Geoscientists need a comprehension of scale and often an acceptance of data limitation: their object of study — the Earth — is big, old and complicated1. For decades — even centuries — geoscientists were necessarily experts filling in the gaps of limited data sets. However, with the advent of automation in all areas of life, including observational techniques, the diversity and wealth of data types has vastly increased. As such, a field that was once characterized by data scarcity now has some geoscientists learning how to tackle a different challenge: big data. A pair of papers in this issue of Nature Geoscience takes on that challenge, using machine learning to pull important information on fault physics out from a cacophony of background noise generated by laboratory earthquakes (Hulbert et al.) and the Cascadia subduction zone (Rouet-Leduc et al.).

Whilst there is still plenty of scope for a toolkit of hammer and hand-lens, in this New Year we are excited to see how our authors embark towards new frontiers, such as machine learning2. Not all disciplines in the geosciences have been equally exposed to big data as the world and science have become increasingly digital. In the planetary sciences, the need to process large image databases resulted in the relatively early adoption of trainable software and machine-learning techniques. Over two decades ago, the pioneering JARtool was developed in an effort to automate the recognition of volcanoes from images of Venus3. It was easier for geologists to identify — and to train an algorithm to identify — a volcano than it was to distinguish at a pixel level what is and is not a volcanic edifice.

Similar techniques can be used when satellite technology is turned to look at Earth. Beyond simple automatic feature recognition, the InSAR (interferometric synthetic aperture radar) technique compares two or more images. Ground deformation can be detected from the difference between them. The launch of Sentinel-1, a pair of polar-orbiting InSAR imaging satellites, allows global monitoring of surface elevation — but there is too much incoming data for even the most dedicated PhD student to process manually. Machine-learning algorithms can handle these data better and faster than humans. They allow global ground deformation to be detected automatically so that, for example, volcanoes in remote and inaccessible regions may be routinely monitored for hazard assessment4.

Not only global data benefit from machine-learning techniques.

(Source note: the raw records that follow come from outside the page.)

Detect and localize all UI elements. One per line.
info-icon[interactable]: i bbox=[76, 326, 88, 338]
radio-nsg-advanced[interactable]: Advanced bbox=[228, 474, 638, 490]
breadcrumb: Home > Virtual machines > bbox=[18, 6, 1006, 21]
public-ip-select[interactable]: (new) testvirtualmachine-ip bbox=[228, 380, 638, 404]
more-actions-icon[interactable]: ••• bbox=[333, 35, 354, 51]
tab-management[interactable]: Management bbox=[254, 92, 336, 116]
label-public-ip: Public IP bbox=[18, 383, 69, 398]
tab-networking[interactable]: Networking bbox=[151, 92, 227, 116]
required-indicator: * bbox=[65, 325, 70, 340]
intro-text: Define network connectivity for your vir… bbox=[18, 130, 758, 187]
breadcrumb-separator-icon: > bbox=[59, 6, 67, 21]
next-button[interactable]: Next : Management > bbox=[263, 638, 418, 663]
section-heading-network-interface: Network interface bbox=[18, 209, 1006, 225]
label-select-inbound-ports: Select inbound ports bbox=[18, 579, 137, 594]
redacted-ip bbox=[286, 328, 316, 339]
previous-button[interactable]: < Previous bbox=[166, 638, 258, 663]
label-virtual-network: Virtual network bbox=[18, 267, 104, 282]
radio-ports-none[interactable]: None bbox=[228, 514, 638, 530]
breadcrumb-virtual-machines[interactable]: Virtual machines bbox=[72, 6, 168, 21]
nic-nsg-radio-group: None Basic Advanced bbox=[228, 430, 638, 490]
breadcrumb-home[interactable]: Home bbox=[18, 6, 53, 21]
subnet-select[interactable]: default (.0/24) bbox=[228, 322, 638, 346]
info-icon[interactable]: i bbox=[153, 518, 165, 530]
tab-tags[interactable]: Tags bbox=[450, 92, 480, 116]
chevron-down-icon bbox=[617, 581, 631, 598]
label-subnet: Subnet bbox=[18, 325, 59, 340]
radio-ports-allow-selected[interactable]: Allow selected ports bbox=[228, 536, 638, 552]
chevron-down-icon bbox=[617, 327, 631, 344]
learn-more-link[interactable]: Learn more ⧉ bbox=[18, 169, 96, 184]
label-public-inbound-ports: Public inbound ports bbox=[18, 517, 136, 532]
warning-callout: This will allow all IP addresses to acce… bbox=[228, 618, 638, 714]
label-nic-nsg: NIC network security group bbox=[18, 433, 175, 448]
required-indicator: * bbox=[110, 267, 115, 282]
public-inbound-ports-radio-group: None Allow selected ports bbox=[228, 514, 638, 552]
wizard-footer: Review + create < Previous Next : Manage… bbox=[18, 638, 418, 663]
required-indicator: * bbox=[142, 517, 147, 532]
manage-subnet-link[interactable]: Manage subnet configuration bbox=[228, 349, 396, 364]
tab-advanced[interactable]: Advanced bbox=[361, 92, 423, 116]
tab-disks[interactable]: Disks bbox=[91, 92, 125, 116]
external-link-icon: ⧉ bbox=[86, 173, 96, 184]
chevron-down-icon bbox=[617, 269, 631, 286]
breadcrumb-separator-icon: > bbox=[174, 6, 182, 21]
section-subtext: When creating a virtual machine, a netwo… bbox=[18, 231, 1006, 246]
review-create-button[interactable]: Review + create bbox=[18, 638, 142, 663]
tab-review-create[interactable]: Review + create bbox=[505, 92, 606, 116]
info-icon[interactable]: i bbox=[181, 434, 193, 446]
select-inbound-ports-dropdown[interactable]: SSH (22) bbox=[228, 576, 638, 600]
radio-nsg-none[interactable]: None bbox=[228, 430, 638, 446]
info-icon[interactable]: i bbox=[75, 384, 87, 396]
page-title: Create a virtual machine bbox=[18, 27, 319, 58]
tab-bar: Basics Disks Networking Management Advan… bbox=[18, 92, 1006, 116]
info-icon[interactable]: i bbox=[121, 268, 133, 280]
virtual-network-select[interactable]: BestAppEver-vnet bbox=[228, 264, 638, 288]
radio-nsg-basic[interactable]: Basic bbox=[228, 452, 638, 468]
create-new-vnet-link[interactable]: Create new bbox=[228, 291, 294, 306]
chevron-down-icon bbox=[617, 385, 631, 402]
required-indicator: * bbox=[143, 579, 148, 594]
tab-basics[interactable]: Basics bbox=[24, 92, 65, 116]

Large detector arrays and continuous monitoring in seismology produce overwhelming but often local datasets. On the north Cascadia subduction zone, signal was separated from noise using machine learning (Rouet-Leduc et al.), which meant there was no need to input a theoretical model with all of the assumptions that would have required. As opposed to discrete episodic bursts of tremor, a continuous tremor-like signal was detected. And, reduced down to a laboratory scale, machine learning can predict the timing, duration and shear displacement of a laboratory earthquake based on the attributes of the preceding micro-failure events (Hulbert et al.). Machine learning is a promising tool in seismology but real-world earthquake forecasting remains a goal rather than reality.

In some disciplines such as remote sensing, meteorology and others, analysing large datasets is run-of-the-mill. Other fields — say those that require manual sample collection or observation — do not naturally generate massive datasets. However, in some instances, many smaller datasets can be combined to a repository worth mining. For example, global biocrust coverage was quantitatively shown to be vulnerable to changes in land use and climate, not through inherently big data but through the careful collation of over 500 publications and analysis by machine learning5. It seems likely that even more insights are available from existing data for those that are willing to trawl the literature and apply these methods (Fig. 1).

Fig. 1
figure 1

Duncan Astbury / Alamy Stock Photo

Modern-day (data) mining in the geosciences.

Machine-learning techniques can help to recognize patterns; identify features; separate signal from noise; and build predictive models. Rather than discipline specific, it is a tool that allows computers to learn by example — to sift through data, learn the rules and build a model. With data at its heart, a great algorithm is useless without high-quality training data but the data are hard to make sense of without the algorithm. And make sense they must: it is what machine learning can teach us about the Earth and other planets that is so exciting.